Essay on Should monopolies be allowed
Should monopolies be allowed Essay : Monopoly refers to a market situation in which there is only one seller of the product and the entry of any other competitor is avoided. The product that is sold also has no substitutes and it has the power to influence the market price. This implies that it can increase the price by exceeding the output which can bring down the price. On the other hand, in a perfect competition market, many individual producers exist in the market and thus, no one has the power to influence the market price. In the case of a monopolist market structure, a customer is left with no choices and thus they have to purchase the desired product even if the price is higher. Thus, monopoly shall not be allowed in the market owing to the disadvantages it entails.
Discussion
In a monopoly market structure, there are no competitors for the products and thus, the monopoly charges exorbitant prices for the products. For instance, in the 1980s, Microsoft demanded an increased price for Microsoft Office as it dominated the entire market of PC software. Furthermore, the consumers have no access to the available products and so they are not allowed to make any comparison between the good and the bad. Thus they are compelled to pay greater prices for the products. At times, the price exceeds the marginal costs and this leads to allocative inefficiency.

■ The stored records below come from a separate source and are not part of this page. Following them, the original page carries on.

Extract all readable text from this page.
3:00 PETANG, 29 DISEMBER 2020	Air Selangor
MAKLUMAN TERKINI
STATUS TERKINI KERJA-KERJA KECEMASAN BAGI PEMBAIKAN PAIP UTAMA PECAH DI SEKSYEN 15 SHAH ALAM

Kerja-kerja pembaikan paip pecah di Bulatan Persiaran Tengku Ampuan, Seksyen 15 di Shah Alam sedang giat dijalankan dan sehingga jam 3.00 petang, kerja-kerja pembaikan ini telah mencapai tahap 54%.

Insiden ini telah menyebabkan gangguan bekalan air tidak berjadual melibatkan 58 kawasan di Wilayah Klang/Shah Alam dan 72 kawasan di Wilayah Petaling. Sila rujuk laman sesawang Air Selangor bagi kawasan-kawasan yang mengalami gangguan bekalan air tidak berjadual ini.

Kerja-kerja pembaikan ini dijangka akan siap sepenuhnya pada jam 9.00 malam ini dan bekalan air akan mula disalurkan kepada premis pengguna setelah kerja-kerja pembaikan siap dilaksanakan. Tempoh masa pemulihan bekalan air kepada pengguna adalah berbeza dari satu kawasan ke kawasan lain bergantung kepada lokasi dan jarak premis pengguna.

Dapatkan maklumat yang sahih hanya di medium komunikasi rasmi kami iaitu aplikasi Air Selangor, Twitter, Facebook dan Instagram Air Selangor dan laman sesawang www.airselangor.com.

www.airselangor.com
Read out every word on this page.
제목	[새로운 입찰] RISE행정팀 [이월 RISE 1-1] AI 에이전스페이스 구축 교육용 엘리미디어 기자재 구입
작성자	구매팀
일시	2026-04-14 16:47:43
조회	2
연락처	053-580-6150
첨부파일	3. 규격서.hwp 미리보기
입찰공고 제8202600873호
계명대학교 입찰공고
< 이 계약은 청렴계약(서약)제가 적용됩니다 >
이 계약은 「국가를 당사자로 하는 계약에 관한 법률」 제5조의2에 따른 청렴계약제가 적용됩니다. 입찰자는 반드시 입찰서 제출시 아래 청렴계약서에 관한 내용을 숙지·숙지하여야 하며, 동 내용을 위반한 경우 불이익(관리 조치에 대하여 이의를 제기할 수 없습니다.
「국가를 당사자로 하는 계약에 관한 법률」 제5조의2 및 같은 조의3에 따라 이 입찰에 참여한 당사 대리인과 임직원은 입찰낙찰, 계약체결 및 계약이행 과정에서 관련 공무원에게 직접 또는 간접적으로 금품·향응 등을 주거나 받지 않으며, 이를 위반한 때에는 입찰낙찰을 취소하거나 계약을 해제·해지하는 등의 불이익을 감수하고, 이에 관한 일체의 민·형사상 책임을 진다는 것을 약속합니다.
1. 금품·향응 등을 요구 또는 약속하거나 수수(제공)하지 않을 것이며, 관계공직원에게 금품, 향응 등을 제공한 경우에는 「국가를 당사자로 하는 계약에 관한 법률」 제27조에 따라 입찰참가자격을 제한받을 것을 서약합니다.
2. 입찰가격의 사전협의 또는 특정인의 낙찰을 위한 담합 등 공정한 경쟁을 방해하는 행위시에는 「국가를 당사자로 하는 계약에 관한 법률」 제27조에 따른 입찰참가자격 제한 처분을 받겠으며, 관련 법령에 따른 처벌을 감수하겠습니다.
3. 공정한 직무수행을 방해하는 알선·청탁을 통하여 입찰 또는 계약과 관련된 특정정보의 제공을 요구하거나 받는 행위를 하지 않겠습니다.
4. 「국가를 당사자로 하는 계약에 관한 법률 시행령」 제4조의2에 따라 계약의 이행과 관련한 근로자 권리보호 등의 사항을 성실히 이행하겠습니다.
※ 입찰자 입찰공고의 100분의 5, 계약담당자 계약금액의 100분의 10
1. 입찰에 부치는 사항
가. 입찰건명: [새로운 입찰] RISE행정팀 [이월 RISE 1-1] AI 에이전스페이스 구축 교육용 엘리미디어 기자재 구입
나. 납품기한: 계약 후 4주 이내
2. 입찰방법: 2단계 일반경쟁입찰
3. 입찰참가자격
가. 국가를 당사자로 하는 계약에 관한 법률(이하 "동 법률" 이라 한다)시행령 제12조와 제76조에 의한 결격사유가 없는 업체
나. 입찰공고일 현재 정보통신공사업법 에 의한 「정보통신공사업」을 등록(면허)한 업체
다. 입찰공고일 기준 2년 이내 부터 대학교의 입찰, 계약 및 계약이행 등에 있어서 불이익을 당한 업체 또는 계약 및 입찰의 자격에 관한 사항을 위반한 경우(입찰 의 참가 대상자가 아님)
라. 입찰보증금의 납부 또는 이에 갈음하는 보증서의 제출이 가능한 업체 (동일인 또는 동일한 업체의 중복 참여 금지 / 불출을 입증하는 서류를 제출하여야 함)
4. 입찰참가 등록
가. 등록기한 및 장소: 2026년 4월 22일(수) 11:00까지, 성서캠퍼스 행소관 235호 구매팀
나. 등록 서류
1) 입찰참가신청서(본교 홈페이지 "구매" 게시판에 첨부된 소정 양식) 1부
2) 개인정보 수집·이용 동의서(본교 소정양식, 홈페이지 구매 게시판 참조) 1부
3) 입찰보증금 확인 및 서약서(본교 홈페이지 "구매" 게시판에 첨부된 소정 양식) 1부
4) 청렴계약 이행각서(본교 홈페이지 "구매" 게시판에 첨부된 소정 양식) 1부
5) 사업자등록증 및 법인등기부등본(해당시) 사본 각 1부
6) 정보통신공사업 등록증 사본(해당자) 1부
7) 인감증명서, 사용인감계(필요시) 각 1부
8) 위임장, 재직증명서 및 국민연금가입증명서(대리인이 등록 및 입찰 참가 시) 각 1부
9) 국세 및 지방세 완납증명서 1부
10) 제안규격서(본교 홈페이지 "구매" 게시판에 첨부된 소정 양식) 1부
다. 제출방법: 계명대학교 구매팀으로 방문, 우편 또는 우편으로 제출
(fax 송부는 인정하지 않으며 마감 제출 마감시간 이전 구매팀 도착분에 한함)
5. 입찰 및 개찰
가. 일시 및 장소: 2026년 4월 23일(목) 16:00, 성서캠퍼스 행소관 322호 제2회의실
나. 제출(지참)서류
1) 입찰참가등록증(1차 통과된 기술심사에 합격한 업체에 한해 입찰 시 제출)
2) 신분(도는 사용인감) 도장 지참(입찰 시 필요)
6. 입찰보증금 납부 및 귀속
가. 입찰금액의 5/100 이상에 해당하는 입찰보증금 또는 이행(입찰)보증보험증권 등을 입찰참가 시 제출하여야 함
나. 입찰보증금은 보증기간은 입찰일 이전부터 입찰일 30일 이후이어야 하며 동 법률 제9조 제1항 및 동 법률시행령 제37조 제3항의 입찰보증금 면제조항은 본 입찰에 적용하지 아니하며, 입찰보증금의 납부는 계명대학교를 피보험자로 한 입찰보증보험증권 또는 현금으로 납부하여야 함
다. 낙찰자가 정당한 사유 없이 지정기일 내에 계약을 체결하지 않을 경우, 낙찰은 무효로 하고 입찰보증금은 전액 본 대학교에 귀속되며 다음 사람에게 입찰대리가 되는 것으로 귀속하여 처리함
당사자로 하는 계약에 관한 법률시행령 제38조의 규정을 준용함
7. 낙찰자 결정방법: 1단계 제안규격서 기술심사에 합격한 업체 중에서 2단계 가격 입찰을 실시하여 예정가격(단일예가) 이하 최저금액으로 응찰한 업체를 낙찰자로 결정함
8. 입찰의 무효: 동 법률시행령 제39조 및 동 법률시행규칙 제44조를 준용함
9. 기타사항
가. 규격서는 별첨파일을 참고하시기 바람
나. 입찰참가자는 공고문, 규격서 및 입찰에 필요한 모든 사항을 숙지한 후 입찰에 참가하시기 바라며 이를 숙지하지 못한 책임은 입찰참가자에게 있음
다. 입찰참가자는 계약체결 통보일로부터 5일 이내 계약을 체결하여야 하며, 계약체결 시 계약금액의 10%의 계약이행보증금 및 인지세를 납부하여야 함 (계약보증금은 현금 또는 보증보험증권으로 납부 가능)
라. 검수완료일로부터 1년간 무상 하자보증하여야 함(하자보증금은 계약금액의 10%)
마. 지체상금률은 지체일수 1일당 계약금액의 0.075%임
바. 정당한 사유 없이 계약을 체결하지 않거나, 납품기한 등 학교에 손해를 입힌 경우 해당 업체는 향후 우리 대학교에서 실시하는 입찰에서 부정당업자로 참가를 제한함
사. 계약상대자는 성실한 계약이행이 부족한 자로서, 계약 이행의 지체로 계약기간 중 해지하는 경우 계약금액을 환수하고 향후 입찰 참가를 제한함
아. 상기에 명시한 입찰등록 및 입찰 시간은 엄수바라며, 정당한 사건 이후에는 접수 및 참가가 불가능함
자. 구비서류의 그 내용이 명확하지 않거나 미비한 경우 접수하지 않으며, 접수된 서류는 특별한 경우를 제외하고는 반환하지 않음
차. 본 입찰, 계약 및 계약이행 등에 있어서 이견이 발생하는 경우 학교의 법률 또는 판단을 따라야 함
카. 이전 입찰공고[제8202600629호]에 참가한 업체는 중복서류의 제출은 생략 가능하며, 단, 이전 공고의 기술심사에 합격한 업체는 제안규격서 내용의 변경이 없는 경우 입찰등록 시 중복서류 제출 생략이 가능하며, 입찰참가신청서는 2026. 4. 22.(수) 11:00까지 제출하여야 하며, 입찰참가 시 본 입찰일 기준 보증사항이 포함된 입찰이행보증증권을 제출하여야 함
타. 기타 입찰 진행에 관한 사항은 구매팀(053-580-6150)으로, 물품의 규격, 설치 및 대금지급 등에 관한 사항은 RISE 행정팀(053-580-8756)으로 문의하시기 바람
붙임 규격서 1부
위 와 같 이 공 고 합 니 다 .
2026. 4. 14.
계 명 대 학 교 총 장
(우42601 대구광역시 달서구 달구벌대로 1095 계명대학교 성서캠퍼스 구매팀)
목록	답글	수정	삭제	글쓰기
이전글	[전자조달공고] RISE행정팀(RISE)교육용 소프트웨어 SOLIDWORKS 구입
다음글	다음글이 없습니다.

In the absence of perfect competition, monopoly companies do not come up with much innovation. Consumers also believe that there is inadequate motivation to manufacture new products. Most American societies regard monopolies to create a market fall. This is because the main concern of the monopoly market is to charge whatever price they want without even considering the problems faced by the customers. India also offers a home to the monopoly companies and one such company is the IRCTC which owns a 100 per cent market share IRCTC is a state-owned entity, which has no other alternatives. Moreover, Nestle also occupies a market share of 96.5 per cent and it mostly gained its popularity by being the leading manufacturer of baby food. The company has spent more than a century in the Indian markets and gained its prominence by being a wellness company.
Diseconomies of sales are mostly created by the monopoly market as they tend to exceed the surplus in the absence of no competition in the market. Consumers also get dissatisfied as they are not allowed to select from a wide range of different products. Often the suppliers are not benefited from the monopolist firms. This is because these firms pay low prices to the customer as they dominate the entire market. The employees of the monopoly companies also complain about the low salaries and wages they get and also they have no other option but to shift to other companies of the same type.
Conclusion
In conclusion, it can be said that monopolies shall not be allowed to function completely. This is because there is no scope for other firms to operate in the market. Thus consumers are not allowed to have access to a wide variety of products of their choice, which is deemed necessary. In addition, it is also not legit for any firm to dominate the entire trade market. Hence, it is necessary of having an oligopoly market structure where there will be a large number of sellers charging a fair price from the consumers.
FAQs
1.) Which market structure is good for the consumers?
Ans: An oligopoly market structure is regarded as beneficial for the consumers.
2.) State any one disadvantage of monopoly.
Ans: Monopoly acts as a barrier to all the companies entering and operating in the market.